Why did emergency caesareans rise in England?
Emergency caesareans are rising in England
BBC analysis suggests that emergency caesarean deliveries have increased in England to about one in four births, marking a significant shift over the past five years.
The rise matters because emergency caesareans are generally higher-risk than planned deliveries. Changes in rates can reflect pressures on maternity services, clinical practice, patient factors, or broader system issues—any of which may affect outcomes for both mothers and babies.
What the reporting does and doesn’t pin down
The analysis highlights that the increase is substantial, but experts say there is no single, clear explanation for why emergency caesareans are becoming more common. That means clinicians and policymakers are not yet able to point to one definitive cause—such as a single new policy, guideline, or disease pattern—that would fully account for the trend.
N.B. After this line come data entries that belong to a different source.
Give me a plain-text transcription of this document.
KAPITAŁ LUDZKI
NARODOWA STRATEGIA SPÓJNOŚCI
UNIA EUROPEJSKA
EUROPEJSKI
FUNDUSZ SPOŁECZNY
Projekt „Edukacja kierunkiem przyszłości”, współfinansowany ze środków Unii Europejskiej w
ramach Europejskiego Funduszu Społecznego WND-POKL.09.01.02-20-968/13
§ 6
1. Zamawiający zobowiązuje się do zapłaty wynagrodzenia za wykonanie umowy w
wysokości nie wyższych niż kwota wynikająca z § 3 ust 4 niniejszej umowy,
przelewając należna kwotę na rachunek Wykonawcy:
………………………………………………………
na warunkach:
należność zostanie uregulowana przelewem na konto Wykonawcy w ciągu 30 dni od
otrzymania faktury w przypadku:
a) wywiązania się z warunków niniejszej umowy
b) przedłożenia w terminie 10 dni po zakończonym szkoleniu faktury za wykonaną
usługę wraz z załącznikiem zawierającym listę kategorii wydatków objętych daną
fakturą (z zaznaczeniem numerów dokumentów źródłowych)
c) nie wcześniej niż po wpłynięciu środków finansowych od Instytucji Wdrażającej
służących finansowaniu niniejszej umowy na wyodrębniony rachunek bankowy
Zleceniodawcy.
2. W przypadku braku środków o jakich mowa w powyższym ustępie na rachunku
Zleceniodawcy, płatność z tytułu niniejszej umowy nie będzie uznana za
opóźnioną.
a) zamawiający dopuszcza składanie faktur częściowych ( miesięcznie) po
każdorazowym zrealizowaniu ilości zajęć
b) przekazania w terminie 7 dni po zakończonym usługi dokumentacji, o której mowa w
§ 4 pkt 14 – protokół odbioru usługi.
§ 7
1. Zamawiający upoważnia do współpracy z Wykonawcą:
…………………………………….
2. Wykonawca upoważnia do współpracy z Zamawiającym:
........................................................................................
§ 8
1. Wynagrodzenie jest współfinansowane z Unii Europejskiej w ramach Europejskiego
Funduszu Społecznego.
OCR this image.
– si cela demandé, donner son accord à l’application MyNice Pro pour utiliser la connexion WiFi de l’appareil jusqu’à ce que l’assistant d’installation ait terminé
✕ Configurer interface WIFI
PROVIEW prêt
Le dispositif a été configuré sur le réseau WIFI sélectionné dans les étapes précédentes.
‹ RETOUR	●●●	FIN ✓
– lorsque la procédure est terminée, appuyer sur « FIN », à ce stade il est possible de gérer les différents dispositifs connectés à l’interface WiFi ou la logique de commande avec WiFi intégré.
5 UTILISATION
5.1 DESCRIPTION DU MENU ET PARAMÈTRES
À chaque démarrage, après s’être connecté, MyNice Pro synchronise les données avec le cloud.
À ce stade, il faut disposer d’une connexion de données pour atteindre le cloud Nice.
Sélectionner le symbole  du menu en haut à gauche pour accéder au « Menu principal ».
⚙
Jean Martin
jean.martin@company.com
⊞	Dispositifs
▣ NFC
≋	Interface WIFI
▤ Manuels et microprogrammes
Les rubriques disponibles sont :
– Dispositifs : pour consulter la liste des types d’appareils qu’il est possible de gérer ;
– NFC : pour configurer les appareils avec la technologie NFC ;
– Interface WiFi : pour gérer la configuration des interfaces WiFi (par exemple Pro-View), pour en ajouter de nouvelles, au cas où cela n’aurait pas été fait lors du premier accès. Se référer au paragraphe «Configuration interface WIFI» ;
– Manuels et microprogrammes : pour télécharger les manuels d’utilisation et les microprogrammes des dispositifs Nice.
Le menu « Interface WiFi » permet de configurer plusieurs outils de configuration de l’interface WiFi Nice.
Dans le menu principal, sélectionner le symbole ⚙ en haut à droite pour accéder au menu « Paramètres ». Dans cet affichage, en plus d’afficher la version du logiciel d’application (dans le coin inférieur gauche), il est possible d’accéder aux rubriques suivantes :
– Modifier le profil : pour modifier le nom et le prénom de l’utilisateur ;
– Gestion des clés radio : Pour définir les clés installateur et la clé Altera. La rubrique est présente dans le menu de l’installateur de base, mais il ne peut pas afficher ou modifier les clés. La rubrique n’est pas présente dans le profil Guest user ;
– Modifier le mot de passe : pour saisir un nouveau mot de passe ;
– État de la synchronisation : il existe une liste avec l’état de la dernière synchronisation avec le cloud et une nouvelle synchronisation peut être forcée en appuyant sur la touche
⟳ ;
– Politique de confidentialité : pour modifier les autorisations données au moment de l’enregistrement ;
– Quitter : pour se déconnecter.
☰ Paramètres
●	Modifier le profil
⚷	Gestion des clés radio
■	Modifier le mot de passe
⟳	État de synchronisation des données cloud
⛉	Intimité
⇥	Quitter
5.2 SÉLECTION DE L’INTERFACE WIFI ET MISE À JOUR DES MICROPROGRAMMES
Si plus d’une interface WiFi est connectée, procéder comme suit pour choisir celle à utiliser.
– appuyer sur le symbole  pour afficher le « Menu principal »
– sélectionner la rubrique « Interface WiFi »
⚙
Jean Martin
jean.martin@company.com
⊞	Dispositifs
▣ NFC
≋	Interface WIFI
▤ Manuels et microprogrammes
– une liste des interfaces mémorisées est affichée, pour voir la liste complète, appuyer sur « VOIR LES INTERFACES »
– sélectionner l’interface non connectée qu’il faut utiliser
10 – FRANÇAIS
Why it’s a public-health signal
Even without a single identified driver, the trend is actionable: it can prompt maternity units and regulators to examine:
- Clinical decision-making: whether indications for emergency surgery are changing over time.
- Access and capacity: whether staffing, bed availability, or escalation pathways are keeping pace with demand.
- Risk profiles: shifts in the characteristics of pregnancies, including complications that might make emergency intervention more likely.
Because no one explanation is clearly established, the appropriate next step is usually continued investigation alongside efforts to improve childbirth care and decision support—so that necessary emergency interventions remain timely while avoidable surgeries are reduced.